Für die Aids-Hilfe

Benefiz-Haareschneiden in Nürnberg war ein voller Erfolg

Sabine Ebinger
Sabine Ebinger

Lokales Nürnberg

E-Mail zur Autorenseite

19.7.2022, 16:44 Uhr
Benefiz-Aktion für die Aids-Hilfe: Friseur-Weltmeisterin Sonja Fischer schneidet Manuela Praskalo die Haare.

© Stefan Hippel, NNZ Benefiz-Aktion für die Aids-Hilfe: Friseur-Weltmeisterin Sonja Fischer schneidet Manuela Praskalo die Haare.

Manche gehen zielstrebig zum großen Stand an der Lorenzkirche, andere schlendern langsam vorbei und bleiben neugierig stehen: Das Benefiz-Event an der Lorenzkirche am Samstag, 16. Juli, für die Aids-Hilfe Nürnberg-Erlangen-Fürth zieht die Blicke auf sich. Sieben Stunden lang bieten 20 Friseurinnen und Friseure aus der Metropolregion einen professionellen Haarschnitt - der Erlös fließt komplett in der Arbeit der Aids-Hilfe Nürnberg-Erlangen-Fürth.

Nach zwei Jahren Pandemie-Pause geht "Hair for Care" wieder über die Bühne. Der geschäftsführende Vorstand der Aids-Hilfe, Roald Sokolovskis, sagt: "Wir wollen zeigen: Wir sind auch noch da." Corona, Russlands Krieg gegen die Ukraine, Klimaschutz, steigende Preise: Andere Themen haben in den vergangenen Jahren die Schlagzeilen beherrscht. "Deswegen ist es wichtig, dass wir hier unsere Benefizaktion haben und damit sichtbar sind", meint Sokolovskis.
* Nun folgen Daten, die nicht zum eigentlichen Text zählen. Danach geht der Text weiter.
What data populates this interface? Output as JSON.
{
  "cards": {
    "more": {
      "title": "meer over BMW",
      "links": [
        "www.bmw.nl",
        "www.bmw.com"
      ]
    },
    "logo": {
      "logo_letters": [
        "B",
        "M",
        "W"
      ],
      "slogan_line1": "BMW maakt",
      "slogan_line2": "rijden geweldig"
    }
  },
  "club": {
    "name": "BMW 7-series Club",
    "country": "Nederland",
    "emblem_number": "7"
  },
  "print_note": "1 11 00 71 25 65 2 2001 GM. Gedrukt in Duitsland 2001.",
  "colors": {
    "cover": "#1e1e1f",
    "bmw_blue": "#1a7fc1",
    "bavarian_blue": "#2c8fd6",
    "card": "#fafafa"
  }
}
Bis 18 Uhr können sich Interessierte am Samstag bei der Benefizaktion an der Lorenzkirche professionell die Haare schneiden lassen.

Bis 18 Uhr können sich Interessierte am Samstag bei der Benefizaktion an der Lorenzkirche professionell die Haare schneiden lassen. © Stefan Hippel, NNZ

Die Zeiten sind auch für die Aids-Hilfe nicht einfach. Bei einem Jahres-Etat von gut einer Million Euro - das Geld kommt vom Bezirk Mittelfranken, von den Kommunen oder anderen Zuschussgebern - müssen ungefähr 100 000 Euro selbst über Spenden erwirtschaftet werden. In dieser schwierigen Zeit wächst zudem die Angst, dass so mancher Unterstützer die Zuschüsse kürzt. Dabei ist die Arbeit der Aids-Hilfe auch heute wichtig und gefragt. Fachvorstand Manfred Schmidt erwähnt, dass man sich nicht nur um das Thema Aids kümmere: "Wir sind eine Anlaufstelle für Sexualität und Gesundheit." Etwa auch beim Thema Affenpocken verzeichnet die Einrichtung Nachfragen.

"Eine Herzensangelegenheit"

Die jährliche Aktion "Hair for Care" ist an der Lorenzkirche mittlerweile gefragt: 1998 konnten Menschen sich zum ersten Mal günstig und für einen guten Zweck die Haare schneiden lassen. Aus der kleinen Initiative - anfangs hatte man noch nicht mal Strom - ist heute eine bekannte und gut organisierte Veranstaltung geworden. Viele Menschen lassen sich hier günstig die Haare schneiden, Friseurinnen und Friseure opfern gerne unentgeltlich ihre Freizeit. Das Event unter der Schirmherrschaft von Thorsten Brehm, Vorsitzender der SPD-Stadtratsfraktion, und Katja Strohhacker, Geschäftsführerin der Stadtreklame Nürnberg, hat sich etabliert. Strohhacker sagt: "Es ist mir eine Herzensangelegenheit. Die Aids-Hilfe ist wichtig, den Großteil der Arbeit leisten Ehrenamtliche."

Für eine Mindestspende von 17 Euro gibt es einen professionellen Haarschnitt. Für so manchen, der nicht viel Geld hat, ist dies natürlich eine günstige Gelegenheit. Doch viele Menschen geben gern mehr - es ist ja für einen guten Zweck.

Insgesamt 19 Friseurinnen und Friseure schnitten knapp 150 Menschen professionell die Haare und konnten so einen Erlös von 3200 Euro zu Gunsten der AIDS-Hilfe erreichen. Knapp 20 Helferinne und Helfer sorgten für einen reibungslosen Ablauf: Sie klärten Interessierten über das Benefiz-Event auf, organisierten den Infotisch sowie den Kassenbereich und betreuten Kundschaft sowie Friseurinnen und Friseure.